Quartier général: Coffee shop à la mode /kebab du coin.




Individus n°2: Hippies-Raegaeton Militantis
Description: Classe populaire. Goût pour les blocus et la révolte. Considèrent la pause-clope comme institution sacrée et lieu de socialisation. Quasi-inexistants en amphithéâtre sauf au 1er cours, pour faire genre. 
Quartier général: Soirées Apéro-Vodka/ Sous les ponts



Individus n°3: Elitaeus Adonis Déchiretouxe
Description: Bilingues. Meilleures notes de la promo. Prennent des cours de Philo par correspondance. Effectif plus ou moins réduit en fonction de la filière. Ont toujours une question à poser incompréhensible et sans intérêt pour la majorité des individus.
Quartier général: Café intellectuel/ bibliothèque





Individus n°4: Homo fainéantis
Description: Position dans l'amphi aléatoire, en fonction de sa motivation à suivre. A porté le même pull-over ces trois derniers mois. Fréquence de soupir d'ennui: 3 à 4 fois par heure. Avenir incertain. Se demande ce qu'elle fout là.
Quartier général: Son lit



‘’Cher lecteur,

La fac, c'est comme une grande mare aux canards.
Les plus petits, sans repères, suivent les plus influents, les moins compétents se noient et les plus solitaires s'isolent. Certains parviennent à trouver leur voie, tandis que d'autres errent sans savoir vraiment où aller.
Puis, dans cette mare, il y a moi.

Je n'ai jamais rencontré autant de désillusions qu'à la fac. En amitié, pour commencer.
Le concept d'amitié à la fac est, pour moi, quelque chose de très éphémère. En deux années j'ai rencontré autant d'olibrius que je n'ai de poils sur les jambes. C'est à dire beaucoup.
De l'énergumène sans cerveau qui n'effectue que deux lignes sur un dossier de 10 pages à la bourgeoise pré-adolescente qui te regarde de travers du jour au lendemain ; des conversations insipides à l’abécédaire des copinages sans intérêts, la fac est un tissu plus ou moins foireux de relations sociales que tu dois soit intégrer, soit supporter. C’est un peu comme à la roulette russe : avec un peu de chance, on peut espérer s'enrichir culturellement et rencontrer des gens qui nous pousseront vers le haut. Ou pas.
Dans ce florilège d'individus, deux points nous réunissent: la précarité ambiante et notre attachement à réviser la veille au soir des partiels. Ou le matin même, selon le taux de flemme.

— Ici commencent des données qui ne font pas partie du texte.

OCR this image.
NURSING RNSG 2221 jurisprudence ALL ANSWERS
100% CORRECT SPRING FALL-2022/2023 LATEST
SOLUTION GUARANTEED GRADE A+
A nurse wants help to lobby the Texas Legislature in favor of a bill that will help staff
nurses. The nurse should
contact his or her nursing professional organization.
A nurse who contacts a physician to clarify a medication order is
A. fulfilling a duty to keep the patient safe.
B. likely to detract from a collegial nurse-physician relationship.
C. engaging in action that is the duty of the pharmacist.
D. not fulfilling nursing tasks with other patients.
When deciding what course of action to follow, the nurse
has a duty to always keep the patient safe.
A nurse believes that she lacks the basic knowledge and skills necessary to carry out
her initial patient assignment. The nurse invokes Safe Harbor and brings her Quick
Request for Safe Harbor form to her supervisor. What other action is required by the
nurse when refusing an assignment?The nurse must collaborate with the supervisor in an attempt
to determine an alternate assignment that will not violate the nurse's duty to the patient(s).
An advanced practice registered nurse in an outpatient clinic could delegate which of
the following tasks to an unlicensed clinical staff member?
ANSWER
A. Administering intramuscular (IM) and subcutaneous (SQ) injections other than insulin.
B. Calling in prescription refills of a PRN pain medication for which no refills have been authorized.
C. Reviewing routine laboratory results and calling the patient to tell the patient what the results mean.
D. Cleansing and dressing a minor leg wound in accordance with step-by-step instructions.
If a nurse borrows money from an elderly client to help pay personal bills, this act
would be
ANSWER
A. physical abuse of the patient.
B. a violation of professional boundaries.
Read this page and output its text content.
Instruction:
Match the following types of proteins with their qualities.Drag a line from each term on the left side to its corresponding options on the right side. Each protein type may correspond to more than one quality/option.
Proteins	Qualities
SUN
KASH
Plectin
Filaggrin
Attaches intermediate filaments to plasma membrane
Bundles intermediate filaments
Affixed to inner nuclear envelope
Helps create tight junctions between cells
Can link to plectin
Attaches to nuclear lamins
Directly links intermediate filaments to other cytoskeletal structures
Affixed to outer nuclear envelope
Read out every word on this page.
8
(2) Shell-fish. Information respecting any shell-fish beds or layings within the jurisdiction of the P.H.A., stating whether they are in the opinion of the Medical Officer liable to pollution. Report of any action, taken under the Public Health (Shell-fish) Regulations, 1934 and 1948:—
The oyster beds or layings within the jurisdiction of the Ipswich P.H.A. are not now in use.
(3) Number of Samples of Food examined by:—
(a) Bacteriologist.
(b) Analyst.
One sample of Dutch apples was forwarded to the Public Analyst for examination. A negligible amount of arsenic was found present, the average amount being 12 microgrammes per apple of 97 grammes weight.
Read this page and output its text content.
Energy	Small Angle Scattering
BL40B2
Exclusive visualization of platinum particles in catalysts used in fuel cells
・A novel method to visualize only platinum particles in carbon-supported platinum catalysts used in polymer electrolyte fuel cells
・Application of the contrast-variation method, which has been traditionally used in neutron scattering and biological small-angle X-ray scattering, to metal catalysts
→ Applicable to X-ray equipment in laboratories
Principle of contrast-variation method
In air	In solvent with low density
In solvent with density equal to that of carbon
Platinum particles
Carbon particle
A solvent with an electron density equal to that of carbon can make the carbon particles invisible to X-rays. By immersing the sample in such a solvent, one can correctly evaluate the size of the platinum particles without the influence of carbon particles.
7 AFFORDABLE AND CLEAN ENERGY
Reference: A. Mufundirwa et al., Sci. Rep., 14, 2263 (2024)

Parlons aussi de l’ennui chronique et de l’illusion d’avoir le choix, sans savoir parfois où l’on va. Parlons du manque d’informations, de l’administration parfois affligeante, et des professeurs qui lisent leurs cours comme le ferait un collégien à son exposé de physique-chimie. Parlons du fait qu’en fac, c’est un pour tous et chacun pour sa gueule. Parlons du postulat selon lequel les années universitaires seraient les plus belles de nos vies.

Bien sûr, j'exagère. La fac, ce n’est pas si mal. Elle représente, sinon un épanouissement total, une bonne base de culture générale et d’expériences. L’apprentissage forge l’âme : moi, j’ai formé ma mémoire en ingurgitant fébrilement trente pages de cours magistraux en deux nuits; j’ai formé mon corps aux pâtes et aux courgettes en temps de crise; j’ai formé ma détermination en me levant en plein hiver pour traverser la ville à pied et aller à mon cours de 8h; j'ai formé mon cœur aux amitiés qui n'en étaient pas.

Aujourd'hui, je suis un peu perdue. Tiraillée entre l'art, la médiation, le social, la communication, puis finalement le néant, effrayée par l'idée que finalement aucune voie ne me corresponde. Perdue quant à mon insertion dans la vie professionnelle. Perdue face aux exigences des voies dans lesquelles je m'engage.

Mais je ne me plains pas (trop). Car l'accès à l'Education, lecteur, est quelque chose qui malheureusement dans certaines sociétés ne va pas de soi. S’asseoir au chaud et déclarer en avoir marre des études, c’est manquer de respect à tous ceux qui, eux, n’ont pas eu la possibilité d’en faire. Génération Z, enfants de la crise et du confort occidental, considérons que nous faisons partie des chanceux, et élevons nos esprits au-delà des difficultés passagères.